Christine König

G.R.A.M.

The Coup of the Blameless Men

16 Nov - 22 Dec 2016

installation view G.R.A.M. The Coup of the Blameless Men, 2016
G.R.A.M.
The Coup of the Blameless Men
16 November – 22 December 2016

Their expression is frozen, their faces serious. A disturbing group photo. A few days after the attempted coup in Turkey on 15/16 July 2016, the guilty were presented to public view. They are high-ranking military officers. Many other men also wear leisure clothes and not the uniforms in which they were arrested. Some of the men display clear signs of having been mistreated. “Der Coup der tadellosen Männer” ("The coup of the blameless men”) was the title one newspaper gave it. And the group of artists G.R.A.M. has seized upon just this enigmatic-dubious word order as the title for their latest presentation in the Christine König Gallery in Vienna.

For years already, the group has concerned itself in its performative stagings with press photographs, which it subjects to a multi-layered artistic interrogation in the form of its reenactments. They create a pictorial world that seems to be familiar yet which nonetheless appears strange.

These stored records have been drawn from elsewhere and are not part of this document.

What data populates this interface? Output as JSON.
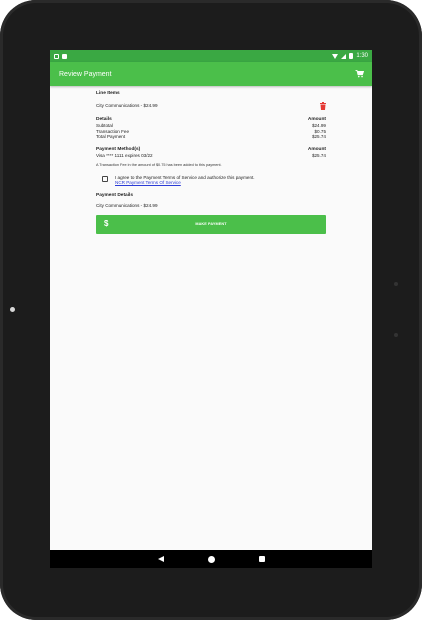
{
  "status_bar": {
    "time": "1:30"
  },
  "app_bar": {
    "title": "Review Payment",
    "cart_icon": "cart-icon"
  },
  "line_items": {
    "title": "Line Items",
    "items": [
      {
        "label": "City Communications - $24.99"
      }
    ]
  },
  "details": {
    "title": "Details",
    "amount_header": "Amount",
    "rows": [
      {
        "label": "Subtotal",
        "value": "$24.99"
      },
      {
        "label": "Transaction Fee",
        "value": "$0.75"
      },
      {
        "label": "Total Payment",
        "value": "$25.74"
      }
    ]
  },
  "payment_method": {
    "title": "Payment Method(s)",
    "amount_header": "Amount",
    "card": "Visa **** 1111 expires 03/22",
    "amount": "$25.74",
    "fee_note": "A Transaction Fee in the amount of $0.75 has been added to this payment."
  },
  "agreement": {
    "text": "I agree to the Payment Terms of Service and authorize this payment.",
    "link": "NCR Payment Terms Of Service",
    "checked": false
  },
  "payment_details": {
    "title": "Payment Details",
    "line": "City Communications - $24.99"
  },
  "make_payment": {
    "label": "MAKE PAYMENT",
    "icon": "$"
  },
  "colors": {
    "primary": "#4bbf4a",
    "status_bar": "#3aa843",
    "delete": "#e53935",
    "link": "#2b3bd6"
  }
}
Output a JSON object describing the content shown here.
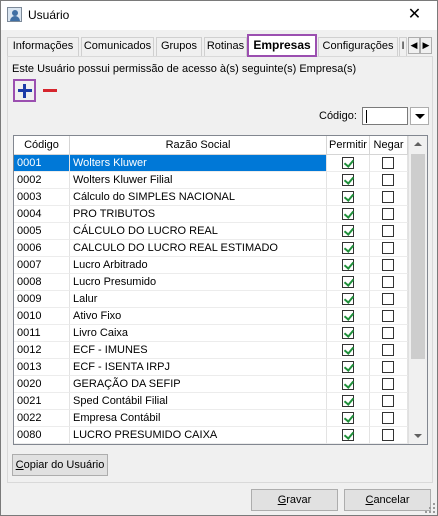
{
  "window": {
    "title": "Usuário",
    "close_symbol": "✕"
  },
  "tabs": [
    {
      "label": "Informações",
      "active": false
    },
    {
      "label": "Comunicados",
      "active": false
    },
    {
      "label": "Grupos",
      "active": false
    },
    {
      "label": "Rotinas",
      "active": false
    },
    {
      "label": "Empresas",
      "active": true
    },
    {
      "label": "Configurações",
      "active": false
    },
    {
      "label": "I",
      "active": false
    }
  ],
  "tab_scroll": {
    "left_symbol": "◀",
    "right_symbol": "▶"
  },
  "panel": {
    "permission_text": "Este Usuário possui permissão de acesso à(s) seguinte(s) Empresa(s)",
    "add_icon": "plus-icon",
    "remove_icon": "minus-icon",
    "codigo_label": "Código:",
    "codigo_value": ""
  },
  "grid": {
    "headers": [
      "Código",
      "Razão Social",
      "Permitir",
      "Negar"
    ],
    "rows": [
      {
        "code": "0001",
        "name": "Wolters Kluwer",
        "permitir": true,
        "negar": false,
        "selected": true
      },
      {
        "code": "0002",
        "name": "Wolters Kluwer Filial",
        "permitir": true,
        "negar": false
      },
      {
        "code": "0003",
        "name": "Cálculo do SIMPLES NACIONAL",
        "permitir": true,
        "negar": false
      },
      {
        "code": "0004",
        "name": "PRO TRIBUTOS",
        "permitir": true,
        "negar": false
      },
      {
        "code": "0005",
        "name": "CÁLCULO DO LUCRO REAL",
        "permitir": true,
        "negar": false
      },
      {
        "code": "0006",
        "name": "CALCULO DO LUCRO REAL ESTIMADO",
        "permitir": true,
        "negar": false
      },
      {
        "code": "0007",
        "name": "Lucro Arbitrado",
        "permitir": true,
        "negar": false
      },
      {
        "code": "0008",
        "name": "Lucro Presumido",
        "permitir": true,
        "negar": false
      },
      {
        "code": "0009",
        "name": "Lalur",
        "permitir": true,
        "negar": false
      },
      {
        "code": "0010",
        "name": "Ativo Fixo",
        "permitir": true,
        "negar": false
      },
      {
        "code": "0011",
        "name": "Livro Caixa",
        "permitir": true,
        "negar": false
      },
      {
        "code": "0012",
        "name": "ECF - IMUNES",
        "permitir": true,
        "negar": false
      },
      {
        "code": "0013",
        "name": "ECF - ISENTA IRPJ",
        "permitir": true,
        "negar": false
      },
      {
        "code": "0020",
        "name": "GERAÇÃO DA SEFIP",
        "permitir": true,
        "negar": false
      },
      {
        "code": "0021",
        "name": "Sped Contábil Filial",
        "permitir": true,
        "negar": false
      },
      {
        "code": "0022",
        "name": "Empresa Contábil",
        "permitir": true,
        "negar": false
      },
      {
        "code": "0080",
        "name": "LUCRO PRESUMIDO CAIXA",
        "permitir": true,
        "negar": false
      }
    ]
  },
  "buttons": {
    "copy_user": {
      "underlined": "C",
      "rest": "opiar do Usuário"
    },
    "save": {
      "underlined": "G",
      "rest": "ravar"
    },
    "cancel": {
      "underlined": "C",
      "rest": "ancelar"
    }
  },
  "colors": {
    "selection": "#0078d7",
    "highlight_border": "#9b4fb0",
    "add_icon": "#1c3ca8",
    "remove_icon": "#d6252d",
    "check_mark": "#1f8f3a"
  }
}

G.R.A.M. captures the pictorial raw material of the spirited, garrulous photo reportage in the mass media, and brings unrest into the world of the images using the artistic means of repetition and displacement.

In the most recent performances, political scenes are frequent, as they were already in their earlier works. The American Secretary of State John Kerry, for example, shows up: during a meeting with the Russian President Vladimir Putin in Moscow, or alone on the telephone, surrounded by bodyguards during the Iranian atomic negotiations in Vienna. Or Barack Obama, at home, within the circle of his family, barefoot, watching TV. Or at the traditional “"family photo”" for the heads of state: seconds before the shutter clicks, when posture, hairstyle and knot of tie must be quickly adjusted.

Amongst the many suit-wearers, women mingle only very rarely. “The coup of the blameless men” is therefore not only a quotation that is coined for a specific press photograph after the attempted coup in Turkey, but also probably – a little tongue-in-cheek – for the broad squad of the “blameless men” who, day by day, week by week, take up their position in front of the press cameras. In their reenactments, the artists are repeatedly concerned with the choreography of power. Meticulously, they spell out the gestural vocabulary of politics, they precisely observe the body language of the politicians, not in order to compromise them, but in order to lay open the framework of the public – and the published – poses.
For the most recent presentation, the photographically reenacted scenes have been printed again on newspaper. These are – in addition to photos, posters and photographically printed wall hangings – to be viewed as exhibition pieces. In this manner the images create a loop from the newspaper back to the newspaper. What is clear: in this way the images are altered, but so is our perception of them. They do not fulfill the promise of attaining certainty through detailed contemplation. Far rather, the “Coup of the blameless men” leaves us behind, questioning. Or baffled, or astonished.